Seit der Fliegergeneral Delgado nach seiner 1959 wegen — damals noch demokratischer — Oppositionstätigkeit erfolgten Degradierung Portugal verlassen hat, um vorerst in Brasilien Asyl zu finden, nannte“,er Sich „Präsident der Portugiesischen Republik im Exil“. In Wirklichkeit war er jedoch ein rastlos Reisender, der mit allen Kontakt suchte, die ihn in seinem Kampf gegen das Salazar-Regime unterstützen konnten. So kam der ehemalige Salazar-Freund und spätere Demokrat in die Gesellschaft Fidel Castros, der sofort nach Konsolidierung seines Regimes an die Organisierung der iberischen Opposition ging und mit Delgado zusammen den DRIL, das „Revolutionäre Direktorium der iberischen Befreiung“, ins Leben rief, dessen Ziel der Sturz Salazars und Francos war. Nach dem Handstreich auf der „Santa Maria“ und dem mißglückten Putsch in der südportugiesischen Garnison Beja hauchte der DRIL seinen revolutionären Geist aus.
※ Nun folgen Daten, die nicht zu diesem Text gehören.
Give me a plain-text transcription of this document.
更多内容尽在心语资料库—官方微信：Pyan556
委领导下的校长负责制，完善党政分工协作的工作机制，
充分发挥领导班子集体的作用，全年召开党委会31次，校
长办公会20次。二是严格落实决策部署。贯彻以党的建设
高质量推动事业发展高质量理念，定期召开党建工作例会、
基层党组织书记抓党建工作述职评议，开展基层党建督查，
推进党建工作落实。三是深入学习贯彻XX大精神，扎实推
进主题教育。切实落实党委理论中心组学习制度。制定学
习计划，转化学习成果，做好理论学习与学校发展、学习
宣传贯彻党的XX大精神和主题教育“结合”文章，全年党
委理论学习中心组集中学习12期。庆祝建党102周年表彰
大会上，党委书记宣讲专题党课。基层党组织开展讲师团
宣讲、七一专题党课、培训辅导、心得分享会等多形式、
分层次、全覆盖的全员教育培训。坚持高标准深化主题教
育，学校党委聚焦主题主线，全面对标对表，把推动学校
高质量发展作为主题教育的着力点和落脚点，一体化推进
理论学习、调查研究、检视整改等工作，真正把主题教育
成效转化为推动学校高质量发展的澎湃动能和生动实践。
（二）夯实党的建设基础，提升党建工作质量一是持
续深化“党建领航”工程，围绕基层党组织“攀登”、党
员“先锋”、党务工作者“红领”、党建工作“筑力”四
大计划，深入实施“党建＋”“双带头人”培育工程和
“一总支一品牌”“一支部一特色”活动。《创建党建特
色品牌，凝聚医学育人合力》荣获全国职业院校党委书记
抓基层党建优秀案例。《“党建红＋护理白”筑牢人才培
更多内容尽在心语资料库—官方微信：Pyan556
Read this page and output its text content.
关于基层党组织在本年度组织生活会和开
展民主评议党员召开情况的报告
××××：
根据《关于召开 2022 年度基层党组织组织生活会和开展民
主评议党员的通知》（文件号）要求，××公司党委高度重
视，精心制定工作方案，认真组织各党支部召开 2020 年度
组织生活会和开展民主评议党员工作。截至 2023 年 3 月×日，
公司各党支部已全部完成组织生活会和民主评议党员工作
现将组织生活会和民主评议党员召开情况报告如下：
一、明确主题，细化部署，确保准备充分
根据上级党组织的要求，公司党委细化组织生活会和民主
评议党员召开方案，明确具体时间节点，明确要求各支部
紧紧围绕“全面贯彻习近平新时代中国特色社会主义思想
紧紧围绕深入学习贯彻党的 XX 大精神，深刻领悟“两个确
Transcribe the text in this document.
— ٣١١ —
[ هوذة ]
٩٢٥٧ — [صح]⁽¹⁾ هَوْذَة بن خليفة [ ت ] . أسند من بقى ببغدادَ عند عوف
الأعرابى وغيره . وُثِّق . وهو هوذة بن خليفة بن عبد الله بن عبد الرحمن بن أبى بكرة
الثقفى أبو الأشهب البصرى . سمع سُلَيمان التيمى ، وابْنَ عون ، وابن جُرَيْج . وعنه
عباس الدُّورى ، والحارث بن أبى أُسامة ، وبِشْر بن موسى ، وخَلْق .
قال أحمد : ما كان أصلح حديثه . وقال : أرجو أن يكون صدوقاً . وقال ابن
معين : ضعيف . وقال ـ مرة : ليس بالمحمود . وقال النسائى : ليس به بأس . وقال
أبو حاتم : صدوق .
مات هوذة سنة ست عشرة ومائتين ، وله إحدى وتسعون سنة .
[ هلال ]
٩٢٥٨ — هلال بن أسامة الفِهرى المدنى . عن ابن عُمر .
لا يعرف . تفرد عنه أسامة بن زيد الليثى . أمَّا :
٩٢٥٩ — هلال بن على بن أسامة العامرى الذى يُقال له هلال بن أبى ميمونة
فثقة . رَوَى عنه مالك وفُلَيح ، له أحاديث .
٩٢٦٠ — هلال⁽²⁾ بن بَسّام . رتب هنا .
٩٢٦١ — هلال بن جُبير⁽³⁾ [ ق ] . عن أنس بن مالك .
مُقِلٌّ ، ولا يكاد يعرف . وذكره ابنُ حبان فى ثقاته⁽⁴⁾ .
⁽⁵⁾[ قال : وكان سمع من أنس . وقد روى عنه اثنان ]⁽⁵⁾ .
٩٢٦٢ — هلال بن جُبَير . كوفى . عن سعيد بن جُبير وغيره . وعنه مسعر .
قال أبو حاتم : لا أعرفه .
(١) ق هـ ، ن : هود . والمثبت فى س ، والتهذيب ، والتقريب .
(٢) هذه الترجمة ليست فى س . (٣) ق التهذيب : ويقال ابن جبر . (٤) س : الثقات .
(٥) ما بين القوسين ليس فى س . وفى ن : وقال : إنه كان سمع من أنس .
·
Das „Befreiungskomitee“, mit Hauptsitz in Algier, brachte Delgado in engsten Kontakt mit kommunistischen Exilpolitikern in Prag, Rom und Paris. Dank dieser Verbindungen begannen die Gelder für die „Befreiung“ Portugals kräftiger zu fließen. Delgado erhielt Kredite aus kommunistischen Parteifonds; Subskriptionen wurden für ihn eröffnet. Mit einem algerischen Paß auf den Namen Lorenzo Ibanez und mit Geld gut versorgt, entfaltete Delgado hauptsächlich in den letzten Monaten vor seiner Ermordung eine rege Reisetätigkeit. Wegen der in seinem Besitz befindlichen Mittel entstand auch die Theorie, daß Delgado seines Geldes wegen umgebracht worden sei. Eine höchst fadenscheinige Theorie allerdings, denn ein Raubmörder hätte sich wohl kaum die Mühe genommen, die ganze „Equipe Delgado“ einzeln zu ermorden und an verschiedenen Orten zu verscharren. Denn außer Humberto Delgado und seiner Sekretärin wurden bei dem Grenzort Villanueva die beiden Leichen der mit Delgado reisenden „Befrei-ungskomitee“-Mitglieder gefunden.

Unter diesen Umständen ist es nicht verwunderlich, daß Spanien über den Leichenfund in seinem Grenzgebiet reichlich verärgert ist. Diplomatische Beobachter in Madrid behaupten sogar, daß die Beziehungen zwischen Spanien und Portugal „nie schlechter gewesen sind als jetzt“.